As adb is a command line application, here’s the command I used:

adb shell recovery --wipe_data

Note: You need adb and fastboot installed on your computer to run this. You also need to have your phone connected to your computer and in fastboot mode.

Finally, installing Lineage OS.

Now, reboot the phone into recovery mode, copy your installer over, run the installer+options, and reboot.

Procedure in short:

  1. Unlock bootloader
  2. Install twrp.
  3. Wipe phone.
  4. Install OS+options(GAPS)
  5. Reboot and wait.

Option: Installing GAPS

If you want to have Google’s apps (e.g., gmail, calendar, etc) then you need to install GAPS before rebooting.

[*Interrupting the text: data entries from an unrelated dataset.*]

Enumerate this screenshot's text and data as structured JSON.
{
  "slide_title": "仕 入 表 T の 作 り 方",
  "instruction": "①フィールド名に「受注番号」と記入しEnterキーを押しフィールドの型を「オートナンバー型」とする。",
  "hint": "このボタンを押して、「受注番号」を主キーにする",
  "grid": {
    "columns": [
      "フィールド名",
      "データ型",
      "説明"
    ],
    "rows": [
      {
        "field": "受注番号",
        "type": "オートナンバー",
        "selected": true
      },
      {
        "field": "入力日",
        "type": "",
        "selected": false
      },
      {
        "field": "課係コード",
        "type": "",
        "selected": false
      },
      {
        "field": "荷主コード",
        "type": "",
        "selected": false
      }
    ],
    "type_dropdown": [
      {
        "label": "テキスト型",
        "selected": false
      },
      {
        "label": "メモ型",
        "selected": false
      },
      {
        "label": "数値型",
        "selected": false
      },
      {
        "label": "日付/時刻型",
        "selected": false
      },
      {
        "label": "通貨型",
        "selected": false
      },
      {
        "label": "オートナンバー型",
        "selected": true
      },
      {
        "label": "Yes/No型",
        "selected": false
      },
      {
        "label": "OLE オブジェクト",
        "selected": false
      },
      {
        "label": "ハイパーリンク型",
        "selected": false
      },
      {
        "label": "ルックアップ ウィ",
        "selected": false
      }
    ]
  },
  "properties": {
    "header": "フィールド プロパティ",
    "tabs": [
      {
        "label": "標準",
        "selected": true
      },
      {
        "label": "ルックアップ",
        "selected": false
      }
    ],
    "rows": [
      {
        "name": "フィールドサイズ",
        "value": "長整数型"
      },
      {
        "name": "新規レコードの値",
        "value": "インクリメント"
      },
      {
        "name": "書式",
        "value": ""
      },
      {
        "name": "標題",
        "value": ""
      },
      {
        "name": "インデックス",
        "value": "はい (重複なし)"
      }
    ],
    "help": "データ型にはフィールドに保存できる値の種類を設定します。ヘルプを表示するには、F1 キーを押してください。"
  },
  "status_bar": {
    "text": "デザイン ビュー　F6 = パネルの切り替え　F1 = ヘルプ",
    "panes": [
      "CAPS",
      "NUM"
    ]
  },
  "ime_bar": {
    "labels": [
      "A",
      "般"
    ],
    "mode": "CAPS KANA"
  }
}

Rooting: Optional addition.

You can decide to root (gain administrator level access) your phone now or wait until later. Rooting lets you install a phone-wide adblocker, so you can then block ads from wasting your data and battery in every app. The downside is that some banking apps, among others, may refuse to run. I’d recommend installing magisk, as it is easier to remove if you end up changing your mind. Magisk can, as of this writing, conceal itself from the security check the banking apps use to detect rooting, so you may end up with the best of both worlds.

Where to go if you have problems

I make no guarantees that what I’m describing currently matches the correct, safe way to install a different ROM to your Axon 7. XDA is generally the best place to find up to date information, but can be difficult to navigate. The reddit pages and official websites for the various programs/software mentioned here also often have instruction for installing.